On 4/23/06, Tony Sidaway f.crdfa@gmail.com wrote:
On 4/23/06, Anthony DiPierro wikilegal@inbox.org wrote:
So someone goes to a community corkboard in an apartment building and writes "John Heybobarebob is gay" on a corkboard message. Then the owner of the apartment building sees the defamatory statement, takes down the message, and stores it in a closet with a bunch of other removed messages. Then a janitor goes into to the closet, takes the message, and creates photocopies which she proceeds to hand out to people.
You think the building owner can be sued?
Yes, I think that the owner of the apartment building might well be liable for the defamation conducted by the janitor.
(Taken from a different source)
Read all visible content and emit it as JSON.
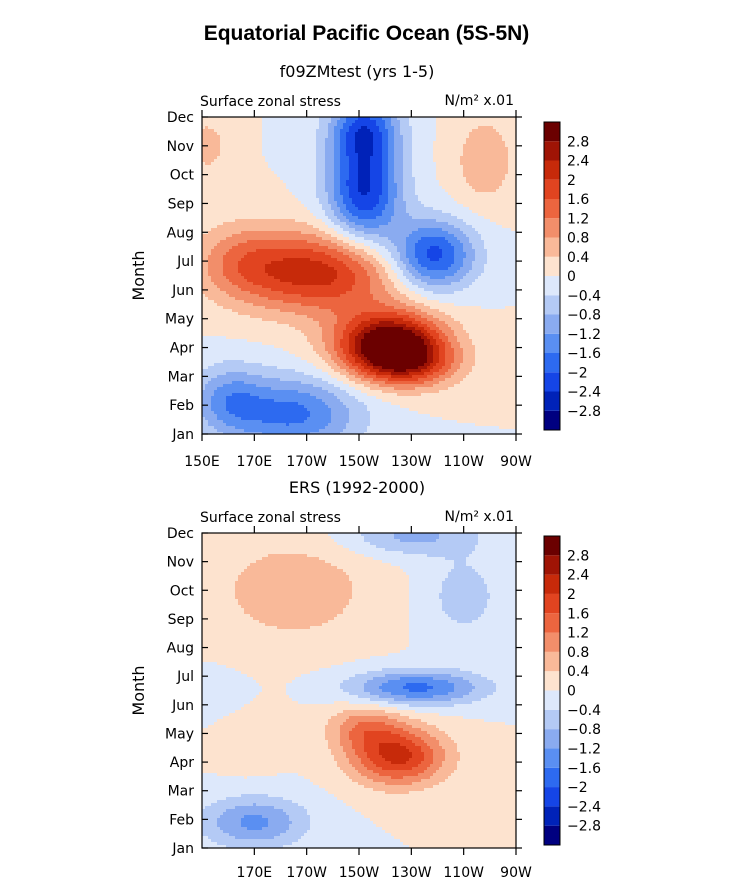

It would be, as I've said, something that a court would decide. Arguably by not disposing of the defamatory material in an appropriate manner he facilitated the subsequent actions of the janitor.
Frankly, I think that's ridiculous.
Now if it was found that one of his janitors had done this *once*, it might not be a big deal and there wouldn't be much of a case. But once this happens, the owner of the apartment building becomes aware that his janitors are not all reliable, it would be reasonable to expect him to take steps to keep sensitive material out of their reach.
I fail to see how defamatory material = sensitive material. We're not talking about secrets here, we're talking about false statements. If the paper contained the person's social security number, I could see you calling it sensitive. The fact that the janitor sees a piece of paper which says "[whoever] is gay" does not in fact affect her ability to defame [whoever] in any way.
I mean, what if the statement was: "The following statement is false: Joe Heybobarebob is gay". And then the janitor copied the statement removing the preface?
What if Wikipedia adds "the following article is false" to the top of the history?
So the second time it happens there would be a stronger case, and each time the owner of the apartment building permits potentially defamatory material to be published by not taking such steps, the case becomes stronger.
I'm sorry, I just don't see it. But I guess your position has been made clear to the point where there's nothing more I can say other than that I disagree.
I'm not sure whether to call this defamation paranoia or the chilling effects of defamation law. But either way, it lends credence to my belief that Wikipedia needs to shed its centralized control and reorganize as a peer-to-peer system, and soon.